Everything is a ASPCA commercial with Sarah McLachlan singing in the background.
Years ago when I worked in the emergency room as a technician, I pulled in for my shift one evening to about 30 patrol cars in the parking lot.
That could only mean one thing.
An officer had been wounded or killed.
My heart sank into my stomach.
I took a deep breath and walked into the ambulance bay, only to be greeted by Ross, another technician, who swiftly escorted me to the break room to debrief me.
It wasn’t an officer who had died.
It was an officer’s daughter…who had autism.
And she was young.
Like toddler young.
The physicians had asked that Ross intercept and inform me, because they knew I had a son with autism about that child’s same age, and that I would lose it.
And they were soooo right.
I didn’t know that family.
I had never held that sweet little girl or brushed her hair or watched her ride a bike.
But when Ross told me what happened, I sobbed.
For a half hour.
I couldn’t pull it together.
And here’s what I learned that day.
I don’t have to know you to hurt for you.

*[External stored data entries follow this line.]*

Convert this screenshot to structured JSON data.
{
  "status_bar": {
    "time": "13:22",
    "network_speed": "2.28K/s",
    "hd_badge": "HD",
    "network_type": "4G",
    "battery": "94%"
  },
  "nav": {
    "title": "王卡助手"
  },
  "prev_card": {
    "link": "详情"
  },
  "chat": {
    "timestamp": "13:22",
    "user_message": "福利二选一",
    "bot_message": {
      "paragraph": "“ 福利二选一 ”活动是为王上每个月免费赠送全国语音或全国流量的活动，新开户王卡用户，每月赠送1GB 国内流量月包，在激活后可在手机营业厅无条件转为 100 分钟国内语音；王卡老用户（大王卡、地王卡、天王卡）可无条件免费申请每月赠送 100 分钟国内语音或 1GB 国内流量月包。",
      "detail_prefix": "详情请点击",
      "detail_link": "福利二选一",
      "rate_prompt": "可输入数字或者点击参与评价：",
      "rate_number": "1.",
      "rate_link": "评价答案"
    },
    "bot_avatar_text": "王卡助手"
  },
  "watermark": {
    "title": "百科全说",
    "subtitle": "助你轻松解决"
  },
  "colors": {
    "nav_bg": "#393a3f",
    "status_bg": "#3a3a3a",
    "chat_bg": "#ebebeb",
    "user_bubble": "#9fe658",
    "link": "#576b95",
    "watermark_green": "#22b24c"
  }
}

Each of you reading this blog have kids and family that I’ve perhaps never even met, but I feel like I know them at least a little bit because I’ve watched you catalogue your lives on Facebook.
And if you have lost a spouse or a parent or child or a sibling or a friend…I promise you, I’ve cried.
Because that’s who I am.
I hurt when you hurt.
I feel what you feel.
And I’m incapable of turning that off.
So when a musician dies that I’ve never met, it is good and right and more than okay to cry.
Over the decade that I worked in the emergency room, I lost count of the number of patients we lost.
At some point, you just become calloused to it.
You have to, or you’ll go nuts.
But the patients who sent me to the floor, weeping, were the ones with whom I shared a connection.
Connection can happen on a variety of levels.
When you connect with a person, you understand them.
You just get them.
You don’t have to have known them for 25 years.
You don’t have to have known them at all.
Where there is connection, there is appreciation.
And where there is appreciation, there is empathy…and maybe even love.
This is how I explain my profuse emotion and tears for a lost child I didn’t know.
And a musician I never met.
Your voice will stay with me forever.